En Broadway me rodeé de varios muchachos vendedores de periódicos y les alivié de parte de su mercancía. Los acontecimientos de la noche anterior en Castle Garden recibían gran atención en las portadas. Al parecer aumentaba la preocupación en los barrios de inmigrantes. Se estaba formando un comité de ciudadanos para acudir al ayuntamiento y expresar su inquietud por los dos asesinatos y, con mayor énfasis aún, por los posibles efectos que éstos tendrían en el orden social. Todo esto suponía muy poco o casi nada para mí en aquel preciso momento, de modo que busqué las páginas de espectáculos. Lo que vi me pareció de poco interés hasta que descubrí un anuncio del teatro de Koster y Bial en la calle Veintitrés. Aparte de cantantes, gimnastas cómicos y un payaso ruso, el programa de Koster y Bial ofrecía la proyección de unas películas cortas, la primera que se hacía en Nueva York, según el anuncio. Me pareció el sitio adecuado, y el teatro sin duda a una distancia conveniente de la casa de Kreizler. Cogí el primer carruaje que vi.
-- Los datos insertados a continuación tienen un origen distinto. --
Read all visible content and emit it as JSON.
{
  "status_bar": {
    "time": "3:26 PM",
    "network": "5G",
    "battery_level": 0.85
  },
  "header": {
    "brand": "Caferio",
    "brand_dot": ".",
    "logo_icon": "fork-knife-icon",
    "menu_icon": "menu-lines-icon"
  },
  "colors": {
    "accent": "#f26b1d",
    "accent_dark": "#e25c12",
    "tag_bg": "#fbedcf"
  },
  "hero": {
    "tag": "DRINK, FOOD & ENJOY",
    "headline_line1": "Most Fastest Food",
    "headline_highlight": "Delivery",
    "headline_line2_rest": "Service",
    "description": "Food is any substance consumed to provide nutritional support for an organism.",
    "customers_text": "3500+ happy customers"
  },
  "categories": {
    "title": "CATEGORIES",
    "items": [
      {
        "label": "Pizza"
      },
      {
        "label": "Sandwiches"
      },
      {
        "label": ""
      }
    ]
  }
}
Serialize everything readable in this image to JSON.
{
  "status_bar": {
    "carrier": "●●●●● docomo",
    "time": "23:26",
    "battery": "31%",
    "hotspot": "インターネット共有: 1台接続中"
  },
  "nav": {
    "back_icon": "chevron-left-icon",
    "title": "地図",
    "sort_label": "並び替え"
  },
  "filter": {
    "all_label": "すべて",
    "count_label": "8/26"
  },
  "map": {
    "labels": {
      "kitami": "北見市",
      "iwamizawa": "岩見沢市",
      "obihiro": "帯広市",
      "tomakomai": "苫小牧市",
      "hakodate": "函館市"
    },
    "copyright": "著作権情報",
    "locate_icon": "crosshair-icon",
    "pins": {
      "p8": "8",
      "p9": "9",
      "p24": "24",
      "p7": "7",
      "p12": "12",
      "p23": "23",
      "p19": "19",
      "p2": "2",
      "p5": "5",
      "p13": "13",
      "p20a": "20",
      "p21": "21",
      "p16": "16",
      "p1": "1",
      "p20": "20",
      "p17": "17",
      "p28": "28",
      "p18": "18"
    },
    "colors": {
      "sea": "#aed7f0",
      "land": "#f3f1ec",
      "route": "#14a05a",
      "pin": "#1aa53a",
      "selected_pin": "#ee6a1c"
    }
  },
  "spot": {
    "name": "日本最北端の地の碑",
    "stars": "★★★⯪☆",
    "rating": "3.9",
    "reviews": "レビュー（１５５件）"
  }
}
Mary estaba sola en la casa de la calle Diecisiete cuando llegué, y tan deprimida como esperaba encontrarla. Al principio se resistió también a la idea de arriesgarse a salir. Apartó de mí la mirada y negó enérgicamente con la cabeza, señalando las habitaciones como si pretendiera indicar que sus labores domésticas eran demasiado numerosas para considerar siquiera la idea. Pero yo me sentía inspirado por el deseo de alegrar a alguien: le describí con extraordinario entusiasmo el programa de Koster y Bial, y a sus recelosas miradas repliqué que la salida no era más que una forma de darle las gracias por su excelente desayuno a primera hora de la mañana. Más tranquila y obviamente interesada, pronto accedió y se fue en busca del abrigo, así como de un sombrerito negro. Ni un sonido salió de su boca al abandonar la casa, pero sonreía con expresión de satisfacción y agradecimiento.
A pesar de ser una idea que había nacido de unos sentimientos tan dudosos, resultó francamente buena. Ocupamos nuestros asientos en el Koster y Bial, un teatro bastante corriente, de capacidad moderada, justo en el momento en que un grupo de variedades procedente de Londres acababa su actuación. Llegamos a tiempo para ver los payasos rusos, cuyas travesuras hicieron disfrutar a Mary. Los gimnastas cómicos, que hacían agudas observaciones mientras los demás realizaban auténticas proezas físicas, fueron también muy buenos, pero podría muy bien haberme ahorrado a los cantantes franceses y a una bailarina bastante extraña que actuó a continuación. El público estaba animado, y Mary parecía disfrutar tanto observando a la gente como con las actuaciones.